The 3DPrint.com team has been having a blast at CES, getting to hear about the latest goings on. Eddie had the chance to talk with Joseph Chiu, co-founder of ToyBuilder Labs, to hear about the newly unveiled slicing software ToyBuilder Labs developed with FusionTech. The software was unveiled onstage at CES, and is a free-to-download slicing software called ideaMaker. The software is adaptable for both novices and experienced 3D printer users, offering model editing, printing settings, and different setting templates for individual models. For more details on ideaMaker's capabilities, check out what sets it out from the rest of the pack in the full article: http://3dprint.com/36216/ideamaker-3d-slicing/


Below is a look at the ideaMaker software:

----------


## beerdart

Very cool works good only problem I see is editing the start G code

----------


## beerdart

Was able to edit in notepad CandP

----------


## old man emu

Before you use this software, you have to set it up for the printer that is going to use the code. 

You will need to know your extruder X and Y offset and your E-steps.


Eddie,
Next time you see Joseph, please ask him to have his website text proofread by a person whose first language is English.

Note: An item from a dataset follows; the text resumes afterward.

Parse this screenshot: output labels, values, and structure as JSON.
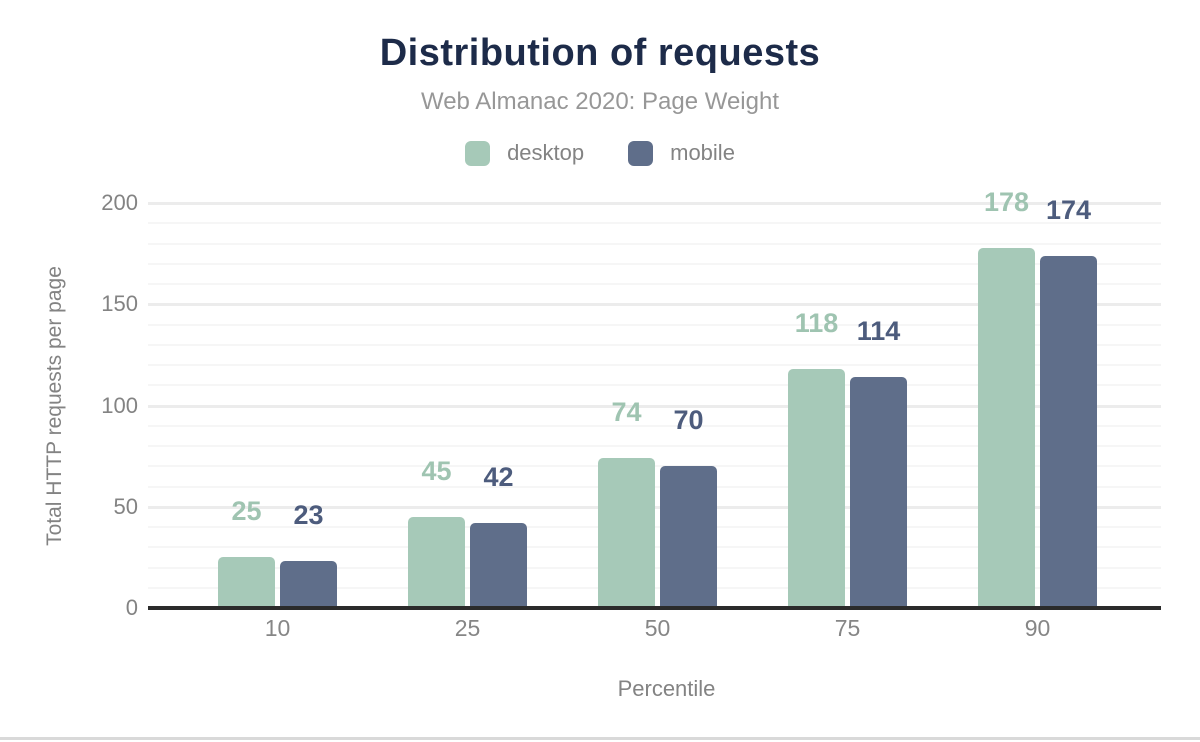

If you hold him and his products in high regard, then tell him that poor English text on his website detracts from the quality of his products. 

Having insulted his website, I will now go and, on your recommendation, be amazed by his software.

Old Man Emu

----------


## drop.alot

The whole layout is the same as WanhaoMaker for wanhao duplicator 5 series. 

All in all, it has the same features as other slicing engine exepct two.  Cutting/seperat a part and Fix the stl file. Which I found very needed for other slicing software.

----------